I'm just not sure about how to properly total those unbalanced 3-phase loads, and what type of power (real or apparent) the power companies base their charges on.

Thanks a lot for any help with this!

 

Ask the power company how their meter works. Some meters do, and some meters don't. We can't guess from here any better than you can guess.

 

Thats is actually pretty good advice.

Your bill should have a formula on it for how your power is billed.

I would check your power companies website to see if they have more in-depth info.

Mine does. Check under areas for "customer generators" and the such to find out what their "buy-back" formula is as well as their other billing formulas and fees.

 

Thanks. I'll try to check for more info from the bills. I don't have access right now to the accounting dept - I'm in electrical maintenance at a large factory

 

You can't tell by a reading there, you need to know how much each fixture draws then multiply that out.

You've also got the power factor part of the equation backwards as most people do, the lower it is the more you're penalized if you fall under a certain percent.

Most power companies will gladly pay a free visit and explain it all to you.

 

You can't tell by a reading there, you need to know how much each fixture draws then multiply that out.

You've also got the power factor part of the equation backwards as most people do, the lower it is the more you're penalized if you fall under a certain percent.

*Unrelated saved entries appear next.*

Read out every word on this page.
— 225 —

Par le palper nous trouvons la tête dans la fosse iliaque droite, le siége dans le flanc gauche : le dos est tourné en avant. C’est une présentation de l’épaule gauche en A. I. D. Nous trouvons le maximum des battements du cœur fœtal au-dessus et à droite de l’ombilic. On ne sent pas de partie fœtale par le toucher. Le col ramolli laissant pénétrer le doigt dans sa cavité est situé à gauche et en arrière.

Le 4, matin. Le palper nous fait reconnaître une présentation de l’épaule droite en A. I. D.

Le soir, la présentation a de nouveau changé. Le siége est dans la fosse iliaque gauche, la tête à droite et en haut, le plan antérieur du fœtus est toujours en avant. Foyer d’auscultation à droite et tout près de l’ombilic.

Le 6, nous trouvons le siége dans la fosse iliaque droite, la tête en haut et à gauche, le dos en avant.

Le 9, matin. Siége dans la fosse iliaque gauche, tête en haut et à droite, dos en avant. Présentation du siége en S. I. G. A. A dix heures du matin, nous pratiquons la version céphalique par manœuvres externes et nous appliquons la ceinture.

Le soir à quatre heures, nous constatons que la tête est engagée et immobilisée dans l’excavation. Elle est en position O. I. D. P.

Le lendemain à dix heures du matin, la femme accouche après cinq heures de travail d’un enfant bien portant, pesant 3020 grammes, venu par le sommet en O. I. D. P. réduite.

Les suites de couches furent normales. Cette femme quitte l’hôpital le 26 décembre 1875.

Most power companies will gladly pay a free visit and explain it all to you.

I know better than how much each fixture draws. I know how much they all draw for each phase-neutral circuit they are fed from. Nothing else is on the wye secondary of the transformer. Every light is either on phase A, B, or C with their common neutral N being the grounded common tie point of the wye.

What's wrong with watts = volts x amps x pf? That's just real power in watts is equal to the apparent power in volt-amps times the power factor (which equals Cos phi).

[From Wikipedia article - AC Power]

In the diagram, P is the real power, Q is the reactive power (in this case positive), S is the complex power and the length of S is the apparent power.

Reactive power does not transfer energy, so it is represented as the imaginary axis of the vector diagram. Real power moves energy, so it is the real axis.

The unit for all forms of power is the watt (symbol: W), but this unit is generally reserved for real power. Apparent power is conventionally expressed in volt-amperes (VA) since it is the product of rms voltage and rms current - [i.e my measured values].

My measured RMS voltages are what is actually supplying the entire group of lights that are on that particular phase-neutral circuit. The measured amps are what that group of lights are actually drawing. I take the product of those to get the volt-amps (i.e. apparent power) for the phase - the vector S in the diagram. The real power in watts (P in the vector diagram) should be S times the power factor which is the same as the ratio of real to apparent power and also equal to Cos phi in the vector diagram. Every light is identical and has a ballast power factor rating of 0.9.

Also, I'm under the impression that most power company electro-mechanical meters have a disk whose instantaneous rate of spin is linearly proportional to the instantaneous wattage (i.e. real power). It's also connected to a time accumulating "odometer". Since power is energy per unit of time, the "odometer" merely has the effect of integrating instantaneousness real power over time to yield a running tally of total energy consumed in kWh. At least, that was how I thought it all worked. Maybe I'm wrong?